YÜZME SONRASI KAHVALTI VE SOSYALLEŞME
Kuleye yaklaştıkça deniz akıntıları yüzücüleri kenara doğru itmeye başladı. Diğer yüzücüler var güçleriyle platforma ulaşmaya çalışırken, Eric de yavaşça yaklaştı. Sonunda yosun kaplı kayalıklardan birine tutunarak, diğerleriyle birlikte platformda yerini aldı. Güneşin ilk ışıkları altında bu anın tadını çıkardılar. Kısa bir molanın ardından, yüzücüler tekrar denize döndüler.
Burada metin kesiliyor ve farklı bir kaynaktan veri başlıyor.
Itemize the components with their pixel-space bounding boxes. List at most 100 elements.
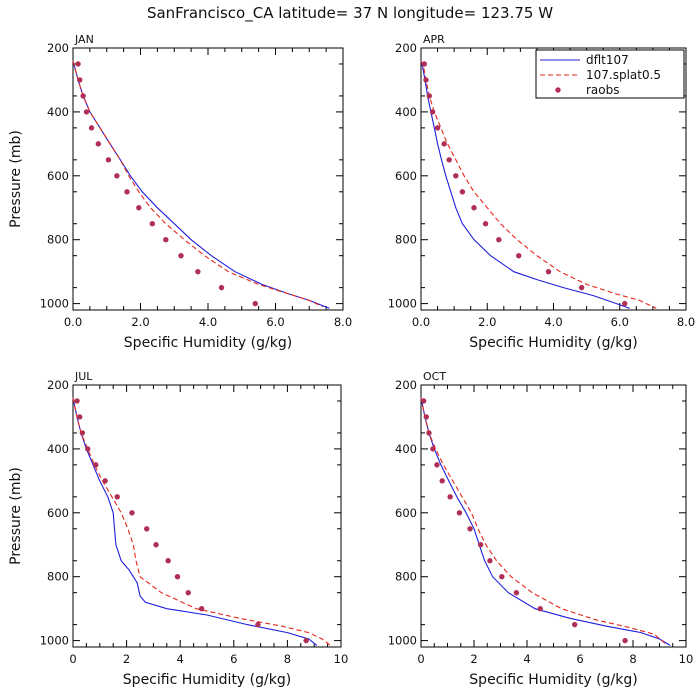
- legend-label: raobs: [586, 83, 620, 97]
- panel-jan-raobs-point: [95, 141, 102, 147]
- panel-oct-ytick-label: 400: [395, 442, 417, 456]
- panel-apr-raobs-point: [434, 125, 441, 131]
- panel-oct-raobs-point: [430, 446, 436, 452]
- panel-jan-frame: [72, 47, 344, 311]
- panel-apr-series-dflt107-line: [420, 60, 630, 309]
- panel-apr-raobs-point: [453, 173, 459, 179]
- panel-oct-raobs-point: [499, 574, 505, 580]
- panel-jul-raobs-point: [165, 558, 171, 564]
- panel-jul-raobs-point: [77, 414, 83, 420]
- panel-jan-raobs-point: [178, 252, 184, 259]
- panel-jul-label: JUL: [74, 370, 93, 383]
- panel-jan-raobs-point: [195, 268, 201, 275]
- panel-oct-series-raobs: [420, 398, 628, 644]
- panel-jul-series-107-splat0-5-line: [72, 397, 331, 646]
- panel-jul-raobs-point: [174, 574, 181, 580]
- panel-apr-raobs-point: [429, 109, 436, 115]
- panel-apr-raobs-point: [516, 252, 522, 259]
- panel-oct-raobs-point: [423, 414, 429, 420]
- legend-label: dflt107: [586, 53, 629, 67]
- panel-oct-raobs-point: [439, 478, 445, 484]
- panel-apr-raobs-point: [545, 268, 552, 275]
- panel-apr-xlabel: Specific Humidity (g/kg): [469, 335, 637, 351]
- panel-jul-raobs-point: [255, 621, 261, 628]
- panel-jan-ytick-label: 200: [47, 41, 69, 55]
- panel-jul-xtick-label: 6: [230, 652, 237, 666]
- panel-jul-raobs-point: [303, 637, 309, 644]
- panel-jan-series-raobs: [75, 61, 258, 307]
- panel-oct-xtick-label: 2: [470, 652, 477, 666]
- panel-apr-ytick-label: 800: [395, 233, 417, 247]
- panel-jan-raobs-point: [136, 205, 142, 211]
- panel-jan-raobs-point: [77, 77, 83, 83]
- panel-jul-ytick-label: 600: [47, 506, 69, 520]
- panel-jan-raobs-point: [163, 237, 169, 243]
- panel-apr-raobs-point: [423, 77, 429, 83]
- panel-apr-raobs-point: [622, 300, 628, 307]
- panel-oct-label: OCT: [423, 370, 446, 383]
- panel-jul-raobs-point: [144, 526, 150, 532]
- panel-oct-raobs-point: [537, 605, 543, 612]
- panel-apr-raobs-point: [578, 284, 585, 291]
- panel-oct-xtick-label: 8: [629, 652, 636, 666]
- panel-oct-raobs-point: [487, 558, 493, 564]
- panel-jan-raobs-point: [114, 173, 120, 179]
- panel-jul-xtick-label: 8: [284, 652, 291, 666]
- panel-apr-xtick-label: 8.0: [677, 315, 695, 329]
- panel-jul-ylabel: Pressure (mb): [8, 467, 24, 565]
- panel-oct-raobs-point: [434, 462, 440, 468]
- panel-jul-raobs-point: [185, 589, 191, 596]
- panel-oct-raobs-point: [447, 494, 453, 500]
- panel-apr-raobs-point: [471, 205, 477, 211]
- panel-apr-raobs-point: [426, 93, 432, 99]
- panel-apr-ytick-label: 600: [395, 169, 417, 183]
- panel-apr-series-raobs: [421, 61, 628, 307]
- panel-jul-xtick-label: 0: [69, 652, 76, 666]
- panel-oct-raobs-point: [477, 542, 484, 548]
- panel-jul-raobs-point: [102, 478, 108, 484]
- panel-jul-xlabel: Specific Humidity (g/kg): [123, 672, 291, 688]
- panel-jul-ytick-label: 400: [47, 442, 69, 456]
- panel-jul-series-raobs: [74, 398, 309, 644]
- panel-oct-series-dflt107-line: [420, 397, 671, 646]
- panel-jan-raobs-point: [105, 157, 112, 163]
- panel-oct-frame: [420, 384, 687, 648]
- panel-jan-xtick-label: 8.0: [334, 315, 352, 329]
- panel-oct-xlabel: Specific Humidity (g/kg): [469, 672, 637, 688]
- panel-jan-ytick-label: 800: [47, 233, 69, 247]
- panel-apr-xtick-label: 0.0: [412, 315, 430, 329]
- panel-jan-xtick-label: 4.0: [199, 315, 217, 329]
- panel-jan-xtick-label: 6.0: [266, 315, 284, 329]
- panel-apr-xtick-label: 4.0: [544, 315, 562, 329]
- panel-oct-series-107-splat0-5-line: [420, 397, 668, 646]
- panel-jul-ytick-label: 200: [47, 378, 69, 392]
- panel-apr-ytick-label: 1000: [388, 297, 417, 311]
- panel-jan-ytick-label: 400: [47, 105, 69, 119]
- panel-jan-raobs-point: [124, 189, 130, 195]
- panel-oct-ytick-label: 600: [395, 506, 417, 520]
- panel-jan-xlabel: Specific Humidity (g/kg): [124, 335, 292, 351]
- panel-oct-raobs-point: [513, 589, 520, 596]
- panel-jan-ytick-label: 600: [47, 169, 69, 183]
- panel-oct-xtick-label: 6: [576, 652, 583, 666]
- panel-apr-xtick-label: 6.0: [611, 315, 629, 329]
- panel-jul-xtick-label: 4: [177, 652, 184, 666]
- legend-marker-raobs: [555, 87, 561, 93]
- panel-jan-raobs-point: [149, 221, 156, 227]
- panel-jan-xtick-label: 0.0: [64, 315, 82, 329]
- panel-apr-raobs-point: [441, 141, 447, 147]
- panel-oct-xtick-label: 4: [523, 652, 530, 666]
- panel-jan-ytick-label: 1000: [40, 297, 69, 311]
- panel-jan-raobs-point: [83, 109, 90, 115]
- panel-jul-series-dflt107-line: [72, 397, 318, 646]
- panel-jul-ytick-label: 800: [47, 570, 69, 584]
- panel-oct-xtick-label: 10: [679, 652, 694, 666]
- panel-jan-raobs-point: [252, 300, 258, 307]
- panel-jul-raobs-point: [79, 430, 86, 436]
- panel-oct-raobs-point: [572, 621, 578, 628]
- panel-jul-raobs-point: [93, 462, 99, 468]
- panel-jan: JAN 200 400 600 800 1000 0.0 2.0 4.0 6.0 8.0 Specif…: [8, 33, 352, 351]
Bir sonraki hedef, kulenin yaklaşık 300 metre güneyinde, suyun hemen altında bulunan devasa kayalıklardı. Bu kayaları bulmak zor olsa da, binlerce midyenin çıkardığı sesler kayalıkların yerini gösteriyordu. Boğaz’ın bu eşsiz noktası, İstanbul’un benzersiz güzelliklerini sundu. Sonunda yüzme macerası sona erdiğinde, grup karaya çıktı ve deniz kenarındaki beton bir zeminde kahvaltı hazırlığına başladı. Zeytin, poğaça ve börekten oluşan basit bir kahvaltı sofrası kuruldu. Cemal Gümüş, kahvaltı sırasında, “Burada yüzmek terapi gibi,” dedi. “Taşıdığın her şeyi denize veriyorsun. Müthiş bir his.”
Kahvaltılarını bitirip vedalaşan grup, bu kadim su yolunun eşsiz deneyimini her sabah yeniden yaşıyordu. Eric Beyer için bu yüzme deneyimi, İstanbul’un suyla olan kadim bağını yeniden keşfetmek anlamına gelmişti.
SARAYBURNU FATİHLERİNİN TARİHİ VE GÜNÜMÜZDEKİ YERİ
Sarayburnu Fatihleri’nin hikayesi 2004 yılında başlamıştı. 2010 yılında bir Facebook grubu kuran yüzücüler, 2017’de WhatsApp grubu aracılığıyla daha da organize olmuşlar. Cemal Gümüş, bu grupla tanıştıktan sonra hemen onlara katılmış ve o günden beri her sabah Boğaz’ın sularına dalıyordu. İstanbul’un hızla betonlaşan kıyılarında yüzmek, birçok kişiye nostaljik bir rüya gibi gelse de, Sarayburnu Fatihleri için bu her gün yaşadıkları bir gerçekti. Gümüş’e göre, Boğaz’da yüzmek, şehirle olan bağınızı güçlendiren bir deneyimdi. “İstanbul ile bağlantınızı kaybetmemek için Boğaz’da yüzmelisiniz.” diyordu.